The perceptron learning rule updates each weight by adding the product of the learning rate, the prediction error (true label minus predicted output), and the corresponding input value. Weights are adjusted only when the perceptron makes an incorrect prediction, nudging the decision boundary toward classifying the sample correctly.

What does the learning rate η do in the perceptron algorithm?

The learning rate η controls how large each weight update step is. A high learning rate makes large updates that can cause instability or overshooting, while a low learning rate makes small, cautious updates that may converge more slowly. Typical values range from 0.01 to 0.5 for simple perceptron tasks.

Why does the perceptron fail on the XOR problem?

The XOR function is not linearly separable — no single straight line can divide its outputs into two classes. The perceptron can only learn linear decision boundaries, so it cannot represent XOR. This fundamental limitation was famously highlighted by Minsky and Papert in 1969 and spurred research into multi-layer networks.

What is the difference between the perceptron and logistic regression?

Both are linear binary classifiers, but they differ in activation and loss. The perceptron uses a hard step function and updates only on misclassified points, while logistic regression uses a sigmoid activation and minimises a probabilistic log-loss across all data points. Logistic regression produces probability estimates; the perceptron does not.

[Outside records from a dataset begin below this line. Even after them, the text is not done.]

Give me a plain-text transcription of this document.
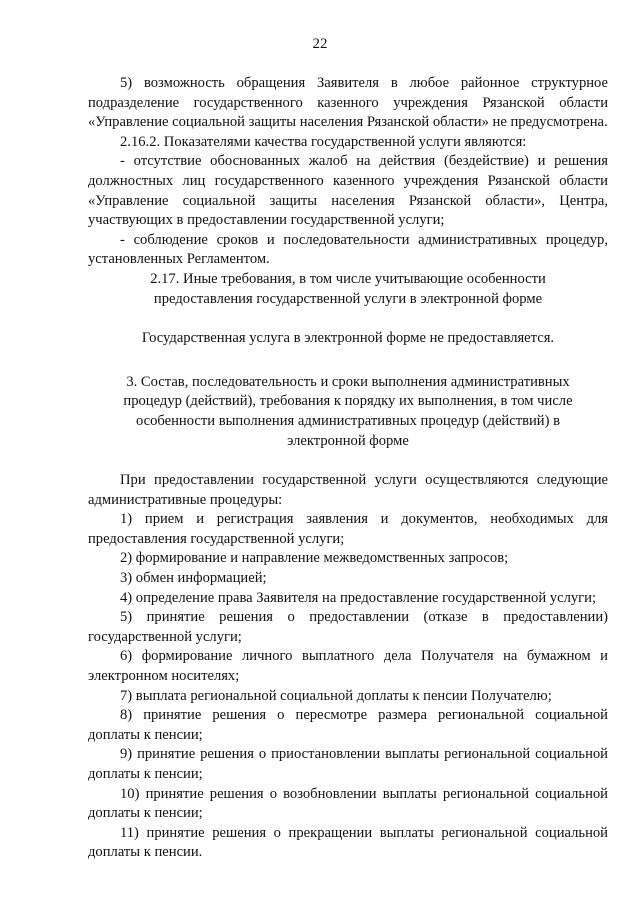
22

5) возможность обращения Заявителя в любое районное структурное подразделение государственного казенного учреждения Рязанской области «Управление социальной защиты населения Рязанской области» не предусмотрена.

2.16.2. Показателями качества государственной услуги являются:

- отсутствие обоснованных жалоб на действия (бездействие) и решения должностных лиц государственного казенного учреждения Рязанской области «Управление социальной защиты населения Рязанской области», Центра, участвующих в предоставлении государственной услуги;

- соблюдение сроков и последовательности административных процедур, установленных Регламентом.

2.17. Иные требования, в том числе учитывающие особенности предоставления государственной услуги в электронной форме

Государственная услуга в электронной форме не предоставляется.

3. Состав, последовательность и сроки выполнения административных процедур (действий), требования к порядку их выполнения, в том числе особенности выполнения административных процедур (действий) в электронной форме

При предоставлении государственной услуги осуществляются следующие административные процедуры:

1) прием и регистрация заявления и документов, необходимых для предоставления государственной услуги;

2) формирование и направление межведомственных запросов;

3) обмен информацией;

4) определение права Заявителя на предоставление государственной услуги;

5) принятие решения о предоставлении (отказе в предоставлении) государственной услуги;

6) формирование личного выплатного дела Получателя на бумажном и электронном носителях;

7) выплата региональной социальной доплаты к пенсии Получателю;

8) принятие решения о пересмотре размера региональной социальной доплаты к пенсии;

9) принятие решения о приостановлении выплаты региональной социальной доплаты к пенсии;

10) принятие решения о возобновлении выплаты региональной социальной доплаты к пенсии;

11) принятие решения о прекращении выплаты региональной социальной доплаты к пенсии.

How is the bias term updated in a perceptron?

The bias is treated as a special weight connected to a constant input of 1. It is updated with the same rule as other weights: b(new) = b(old) + η × (y − ŷ). The bias allows the decision boundary to shift away from the origin, giving the perceptron greater flexibility in separating classes.

Last updated: 2025-01-15 · Formula verified against primary sources.